The Patriots have been blessed at quarterback for nearly three decades now. Meanwhile, the Jets have started 26 quarterbacks since 1993, including Mirer in ’99. The Dolphins have started 25, and the Bills 23, including Bledsoe and Cassel.
In the same span, the Patriots have had seven quarterbacks start: Brady, Bledsoe, Cassel (15 games in ’08), Garoppolo (twice in ’16), Jacoby Brissett (twice in ’16 after Garoppolo got hurt), Secules, and Scott Zolak (one start in ’95, two plus a playoff game in ’98). That’s it.
I’m not suggesting the Patriots are about to return to the dark days of 1992, when Zolak, Hugh Millen, Tommy Hodson, and Jeff Carlson (whom I do not remember at all) all started at least two games. The reports are good on second-year QB Jarrett Stidham, and with Belichick and Josh McDaniels in his corner, he won’t be set up to fail. I could see him starting and having a similar season to Cassel in ’08, albeit with less talent around him.
But right now he’s a mystery, one that has thrown just four NFL passes. We don’t know if he can play until we see it over a prolonged stretch. Heck, we don’t even know right now what the Patriots are trying to be.
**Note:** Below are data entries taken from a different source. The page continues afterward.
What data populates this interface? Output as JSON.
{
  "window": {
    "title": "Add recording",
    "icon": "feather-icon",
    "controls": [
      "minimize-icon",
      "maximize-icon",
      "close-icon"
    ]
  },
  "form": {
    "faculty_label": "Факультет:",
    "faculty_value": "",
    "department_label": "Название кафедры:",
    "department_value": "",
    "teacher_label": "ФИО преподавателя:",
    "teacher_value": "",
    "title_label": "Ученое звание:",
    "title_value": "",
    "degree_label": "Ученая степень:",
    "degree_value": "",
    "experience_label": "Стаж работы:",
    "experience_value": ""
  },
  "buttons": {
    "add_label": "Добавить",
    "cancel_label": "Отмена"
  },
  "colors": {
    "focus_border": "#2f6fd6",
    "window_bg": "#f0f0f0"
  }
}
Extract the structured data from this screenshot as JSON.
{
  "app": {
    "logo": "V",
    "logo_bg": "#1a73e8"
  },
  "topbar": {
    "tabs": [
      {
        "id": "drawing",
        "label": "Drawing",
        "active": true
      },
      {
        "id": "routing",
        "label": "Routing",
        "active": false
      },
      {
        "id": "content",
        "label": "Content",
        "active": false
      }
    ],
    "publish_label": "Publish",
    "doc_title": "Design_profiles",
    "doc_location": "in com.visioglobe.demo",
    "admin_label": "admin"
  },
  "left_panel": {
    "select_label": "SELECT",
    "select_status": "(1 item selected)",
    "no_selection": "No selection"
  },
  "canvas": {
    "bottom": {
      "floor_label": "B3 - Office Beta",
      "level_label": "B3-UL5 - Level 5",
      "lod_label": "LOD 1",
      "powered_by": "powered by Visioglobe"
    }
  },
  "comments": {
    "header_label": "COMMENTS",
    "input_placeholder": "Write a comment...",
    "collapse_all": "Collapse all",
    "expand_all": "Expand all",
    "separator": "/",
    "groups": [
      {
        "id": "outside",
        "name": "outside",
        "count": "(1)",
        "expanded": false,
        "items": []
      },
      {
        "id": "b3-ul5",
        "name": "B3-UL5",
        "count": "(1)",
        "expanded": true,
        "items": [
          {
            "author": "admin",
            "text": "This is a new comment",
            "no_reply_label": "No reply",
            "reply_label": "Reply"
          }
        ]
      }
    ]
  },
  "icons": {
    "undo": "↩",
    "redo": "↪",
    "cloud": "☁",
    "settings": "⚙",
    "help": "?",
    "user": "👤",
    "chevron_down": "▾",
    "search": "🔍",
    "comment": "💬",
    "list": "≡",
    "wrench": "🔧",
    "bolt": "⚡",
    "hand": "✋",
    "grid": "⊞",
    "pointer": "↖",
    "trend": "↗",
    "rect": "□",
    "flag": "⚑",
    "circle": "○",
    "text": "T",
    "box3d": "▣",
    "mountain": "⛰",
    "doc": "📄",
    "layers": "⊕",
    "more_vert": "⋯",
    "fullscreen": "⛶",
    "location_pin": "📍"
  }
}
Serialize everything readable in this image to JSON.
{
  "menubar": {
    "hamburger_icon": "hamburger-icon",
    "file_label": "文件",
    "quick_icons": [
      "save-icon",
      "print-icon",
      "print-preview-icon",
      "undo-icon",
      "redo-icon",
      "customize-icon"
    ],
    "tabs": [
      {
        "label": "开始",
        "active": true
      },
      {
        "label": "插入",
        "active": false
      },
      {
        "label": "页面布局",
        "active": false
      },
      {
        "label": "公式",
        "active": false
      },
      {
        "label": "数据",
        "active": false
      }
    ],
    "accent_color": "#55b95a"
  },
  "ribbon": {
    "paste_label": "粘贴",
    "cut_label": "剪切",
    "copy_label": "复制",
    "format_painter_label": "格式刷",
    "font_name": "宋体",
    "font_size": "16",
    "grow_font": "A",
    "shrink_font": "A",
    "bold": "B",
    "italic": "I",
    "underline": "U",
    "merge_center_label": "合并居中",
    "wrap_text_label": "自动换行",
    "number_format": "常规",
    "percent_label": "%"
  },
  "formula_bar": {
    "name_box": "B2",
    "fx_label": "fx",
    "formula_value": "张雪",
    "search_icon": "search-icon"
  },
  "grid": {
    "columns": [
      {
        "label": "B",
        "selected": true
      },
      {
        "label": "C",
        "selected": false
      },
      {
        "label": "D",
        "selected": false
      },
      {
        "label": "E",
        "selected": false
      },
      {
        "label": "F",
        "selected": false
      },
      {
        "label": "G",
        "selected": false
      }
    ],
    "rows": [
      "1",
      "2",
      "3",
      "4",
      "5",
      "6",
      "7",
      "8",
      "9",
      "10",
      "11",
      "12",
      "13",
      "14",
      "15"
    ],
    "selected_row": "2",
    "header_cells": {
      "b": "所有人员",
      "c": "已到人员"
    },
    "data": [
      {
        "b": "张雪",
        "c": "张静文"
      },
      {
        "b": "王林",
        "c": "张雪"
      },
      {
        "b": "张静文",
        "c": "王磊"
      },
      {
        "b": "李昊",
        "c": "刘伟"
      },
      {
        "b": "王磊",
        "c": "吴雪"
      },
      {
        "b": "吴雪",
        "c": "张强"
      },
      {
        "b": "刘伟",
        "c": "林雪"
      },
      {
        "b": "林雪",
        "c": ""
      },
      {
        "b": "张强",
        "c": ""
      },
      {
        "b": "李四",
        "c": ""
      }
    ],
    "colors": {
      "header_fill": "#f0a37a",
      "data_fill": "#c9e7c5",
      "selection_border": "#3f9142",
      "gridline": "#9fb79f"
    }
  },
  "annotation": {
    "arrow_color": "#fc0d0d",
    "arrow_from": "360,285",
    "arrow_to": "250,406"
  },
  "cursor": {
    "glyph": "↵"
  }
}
They’re not going to tank — Belichick abhors that — but they have familiar holes on offense (they need at least two tight ends) and some new ones on defense (with linebackers Jamie Collins, Kyle Van Noy, and Elandon Roberts all moving on).
Trusted veterans Devin McCourty and Matthew Slater re-signed, but it wouldn’t be out of the question for Belichick to deal other veterans before September comes around. The messages have been mixed in terms of roster building, and while I’d never write off a Belichick team as a contender, I just don’t know what they are right now.
For the first time since Tom Brady was in high school, the Patriots have real long-term questions at quarterback. So this is how the rest of the league lives.